Women who are concerned about pain should be told that various safe procedures
are now available to relieve the pain of labor. And while the birth itself will
probably be painful, the process of delivery is quite brief.
Once a woman has a Caesarean, chances are all later births will also be
Caesarean. Although about 16 percent of women deliver their next babies
vaginally, they risk uterine rupture, which can prove fatal to the baby and
force the mother to have a hysterectomy.
And, Caesareans can increase the risk of placental abnormalities in future
pregnancies.
As for the welfare of the baby, planned Caesareans bring benefits and risks. The
risk of stillbirth rises, albeit slightly, when pregnancies go beyond 39 weeks.

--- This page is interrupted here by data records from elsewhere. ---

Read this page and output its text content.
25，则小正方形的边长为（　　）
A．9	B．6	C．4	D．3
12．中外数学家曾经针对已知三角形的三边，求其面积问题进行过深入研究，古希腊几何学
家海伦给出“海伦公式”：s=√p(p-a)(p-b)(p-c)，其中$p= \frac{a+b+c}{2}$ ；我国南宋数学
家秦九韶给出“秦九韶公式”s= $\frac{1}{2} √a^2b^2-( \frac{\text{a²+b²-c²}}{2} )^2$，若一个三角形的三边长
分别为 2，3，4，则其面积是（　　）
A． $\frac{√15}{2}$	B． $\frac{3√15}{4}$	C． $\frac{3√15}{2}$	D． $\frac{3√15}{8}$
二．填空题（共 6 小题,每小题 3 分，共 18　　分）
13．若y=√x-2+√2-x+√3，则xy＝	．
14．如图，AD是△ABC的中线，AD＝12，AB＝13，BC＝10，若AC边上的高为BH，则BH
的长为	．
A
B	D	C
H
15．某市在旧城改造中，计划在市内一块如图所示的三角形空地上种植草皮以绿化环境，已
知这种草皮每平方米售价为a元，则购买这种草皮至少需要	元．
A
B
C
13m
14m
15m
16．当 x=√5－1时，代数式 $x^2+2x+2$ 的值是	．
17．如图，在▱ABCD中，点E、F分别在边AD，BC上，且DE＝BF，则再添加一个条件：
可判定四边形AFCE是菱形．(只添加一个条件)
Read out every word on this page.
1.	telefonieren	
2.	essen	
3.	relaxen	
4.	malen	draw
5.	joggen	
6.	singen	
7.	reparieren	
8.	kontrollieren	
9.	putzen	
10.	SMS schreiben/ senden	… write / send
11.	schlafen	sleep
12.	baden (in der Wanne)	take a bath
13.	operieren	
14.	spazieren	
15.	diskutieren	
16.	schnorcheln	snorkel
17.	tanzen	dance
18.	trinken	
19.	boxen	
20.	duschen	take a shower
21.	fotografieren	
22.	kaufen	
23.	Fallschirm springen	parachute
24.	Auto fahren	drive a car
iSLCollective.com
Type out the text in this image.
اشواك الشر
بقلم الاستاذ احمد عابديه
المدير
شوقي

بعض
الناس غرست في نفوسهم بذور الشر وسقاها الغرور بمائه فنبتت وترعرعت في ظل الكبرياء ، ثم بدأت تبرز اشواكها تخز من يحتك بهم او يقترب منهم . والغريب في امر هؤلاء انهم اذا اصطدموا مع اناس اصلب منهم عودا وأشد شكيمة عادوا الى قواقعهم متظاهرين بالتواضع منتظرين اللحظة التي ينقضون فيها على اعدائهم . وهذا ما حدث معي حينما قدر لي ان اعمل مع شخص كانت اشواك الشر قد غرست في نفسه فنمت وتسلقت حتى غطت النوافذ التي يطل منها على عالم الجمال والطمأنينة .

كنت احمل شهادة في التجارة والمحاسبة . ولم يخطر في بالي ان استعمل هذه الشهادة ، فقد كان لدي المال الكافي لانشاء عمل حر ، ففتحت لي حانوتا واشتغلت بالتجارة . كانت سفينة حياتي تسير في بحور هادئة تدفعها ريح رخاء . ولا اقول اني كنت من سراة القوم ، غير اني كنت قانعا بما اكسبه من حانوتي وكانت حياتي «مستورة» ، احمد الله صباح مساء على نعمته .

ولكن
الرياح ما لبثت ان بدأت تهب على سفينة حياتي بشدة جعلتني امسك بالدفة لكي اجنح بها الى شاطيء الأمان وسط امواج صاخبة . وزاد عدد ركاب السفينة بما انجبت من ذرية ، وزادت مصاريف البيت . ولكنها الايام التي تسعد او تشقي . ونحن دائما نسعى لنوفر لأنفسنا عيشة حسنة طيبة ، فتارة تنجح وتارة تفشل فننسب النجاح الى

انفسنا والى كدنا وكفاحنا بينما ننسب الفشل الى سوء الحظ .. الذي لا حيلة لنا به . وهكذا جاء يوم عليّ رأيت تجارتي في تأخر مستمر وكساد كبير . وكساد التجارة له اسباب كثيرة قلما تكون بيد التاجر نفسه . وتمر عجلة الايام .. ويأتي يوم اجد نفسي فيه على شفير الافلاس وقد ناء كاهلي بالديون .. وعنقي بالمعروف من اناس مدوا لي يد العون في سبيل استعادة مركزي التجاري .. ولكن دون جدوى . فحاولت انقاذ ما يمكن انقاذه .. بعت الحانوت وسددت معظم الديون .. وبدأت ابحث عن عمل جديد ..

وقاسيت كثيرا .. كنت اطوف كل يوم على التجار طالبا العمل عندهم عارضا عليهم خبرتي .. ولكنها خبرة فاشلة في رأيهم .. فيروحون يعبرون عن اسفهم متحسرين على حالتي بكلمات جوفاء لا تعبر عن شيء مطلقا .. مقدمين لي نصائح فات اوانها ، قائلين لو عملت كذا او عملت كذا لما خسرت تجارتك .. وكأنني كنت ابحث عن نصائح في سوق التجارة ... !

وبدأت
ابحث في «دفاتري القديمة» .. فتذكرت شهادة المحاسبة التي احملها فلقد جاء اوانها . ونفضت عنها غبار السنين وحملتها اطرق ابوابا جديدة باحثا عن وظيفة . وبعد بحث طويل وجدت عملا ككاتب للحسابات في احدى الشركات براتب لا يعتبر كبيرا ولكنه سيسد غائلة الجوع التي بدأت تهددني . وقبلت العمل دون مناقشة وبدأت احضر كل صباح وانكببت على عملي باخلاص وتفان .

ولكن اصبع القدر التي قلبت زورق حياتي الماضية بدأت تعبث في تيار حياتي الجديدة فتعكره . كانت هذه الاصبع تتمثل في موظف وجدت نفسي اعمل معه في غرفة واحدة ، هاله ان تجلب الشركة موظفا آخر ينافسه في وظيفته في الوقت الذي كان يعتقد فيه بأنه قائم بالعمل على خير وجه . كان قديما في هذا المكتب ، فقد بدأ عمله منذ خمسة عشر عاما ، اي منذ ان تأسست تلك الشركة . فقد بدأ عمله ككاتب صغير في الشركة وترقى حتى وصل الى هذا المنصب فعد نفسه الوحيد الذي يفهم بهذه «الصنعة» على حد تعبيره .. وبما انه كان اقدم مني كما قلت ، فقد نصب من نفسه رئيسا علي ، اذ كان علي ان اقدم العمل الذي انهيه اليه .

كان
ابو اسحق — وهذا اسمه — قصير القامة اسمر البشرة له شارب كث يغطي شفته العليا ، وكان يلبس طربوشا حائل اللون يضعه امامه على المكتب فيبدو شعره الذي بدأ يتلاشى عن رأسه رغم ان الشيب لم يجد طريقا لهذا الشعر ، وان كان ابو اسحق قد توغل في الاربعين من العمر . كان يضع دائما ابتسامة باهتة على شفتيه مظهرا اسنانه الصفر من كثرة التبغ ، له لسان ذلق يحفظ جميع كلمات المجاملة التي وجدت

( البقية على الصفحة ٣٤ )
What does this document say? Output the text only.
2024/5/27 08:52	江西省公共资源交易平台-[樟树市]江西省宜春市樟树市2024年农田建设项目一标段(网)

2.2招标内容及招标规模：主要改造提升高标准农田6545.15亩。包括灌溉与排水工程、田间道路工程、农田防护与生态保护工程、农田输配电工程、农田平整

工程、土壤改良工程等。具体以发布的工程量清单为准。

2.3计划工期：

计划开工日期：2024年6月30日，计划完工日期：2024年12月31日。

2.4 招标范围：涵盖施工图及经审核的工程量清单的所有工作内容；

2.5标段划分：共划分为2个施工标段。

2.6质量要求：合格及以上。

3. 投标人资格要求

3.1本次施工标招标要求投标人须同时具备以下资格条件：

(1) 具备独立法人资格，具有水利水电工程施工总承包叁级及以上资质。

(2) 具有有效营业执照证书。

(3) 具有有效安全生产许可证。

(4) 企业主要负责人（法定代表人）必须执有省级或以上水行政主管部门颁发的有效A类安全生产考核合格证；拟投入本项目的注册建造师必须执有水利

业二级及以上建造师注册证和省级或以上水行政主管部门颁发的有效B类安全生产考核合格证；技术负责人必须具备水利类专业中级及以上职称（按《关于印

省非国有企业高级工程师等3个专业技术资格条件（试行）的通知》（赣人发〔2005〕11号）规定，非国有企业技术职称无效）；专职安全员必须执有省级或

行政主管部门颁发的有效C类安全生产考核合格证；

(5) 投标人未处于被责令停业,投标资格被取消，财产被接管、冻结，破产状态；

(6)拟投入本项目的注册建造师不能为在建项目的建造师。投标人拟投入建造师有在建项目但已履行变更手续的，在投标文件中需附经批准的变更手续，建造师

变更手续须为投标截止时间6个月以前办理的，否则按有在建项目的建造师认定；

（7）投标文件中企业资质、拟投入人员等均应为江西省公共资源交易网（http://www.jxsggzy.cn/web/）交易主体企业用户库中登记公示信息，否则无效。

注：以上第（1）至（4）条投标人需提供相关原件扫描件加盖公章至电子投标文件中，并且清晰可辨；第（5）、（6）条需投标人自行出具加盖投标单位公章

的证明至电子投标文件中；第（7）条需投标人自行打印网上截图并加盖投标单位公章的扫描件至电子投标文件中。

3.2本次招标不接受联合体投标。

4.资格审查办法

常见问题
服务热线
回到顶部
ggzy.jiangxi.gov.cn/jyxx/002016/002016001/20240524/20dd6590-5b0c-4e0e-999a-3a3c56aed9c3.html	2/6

The risk of birth-related cerebral palsy, also very low, is greater with vaginal
deliveries. And vaginal births that require instruments (forceps or vacuum
extraction) are more likely to result in injuries to the baby, including
bleeding, fractures and nerve injuries.
When mothers are carriers of infectious agents like H.I.V., hepatitis B or C
virus or human papillomavirus, Caesarean delivery can prevent transmission to
the baby.
On the other hand, if there is any uncertainty about the mother's due date, an
elective Caesarean can result in the birth of a premature baby. Also, there is
often a delay in the onset of lactation when babies are born before labor
begins, although no ill effects on breast-feeding or mother-infant bonding have
been demonstrated.
In an analysis published in March in The New England Journal of Medicine, Dr.
Howard Minkoff, an obstetrician at Maimonides Medical Center in Brooklyn, and
Dr. Frank A. Chervenak, an obstetrician at New York-Presbyterian Hospital in
Manhattan, concluded that "although the evidence does not support the routine
recommendation of elective Caesarean delivery, we believe that it does support a
physician's decision to accede to an informed patient's request for such a
delivery."
Any woman considering an elective Caesarean should discuss the benefits and
risks fully with her physician early in the pregnancy. If the doctor opposes her
choice, referral to another physician may be the wisest course.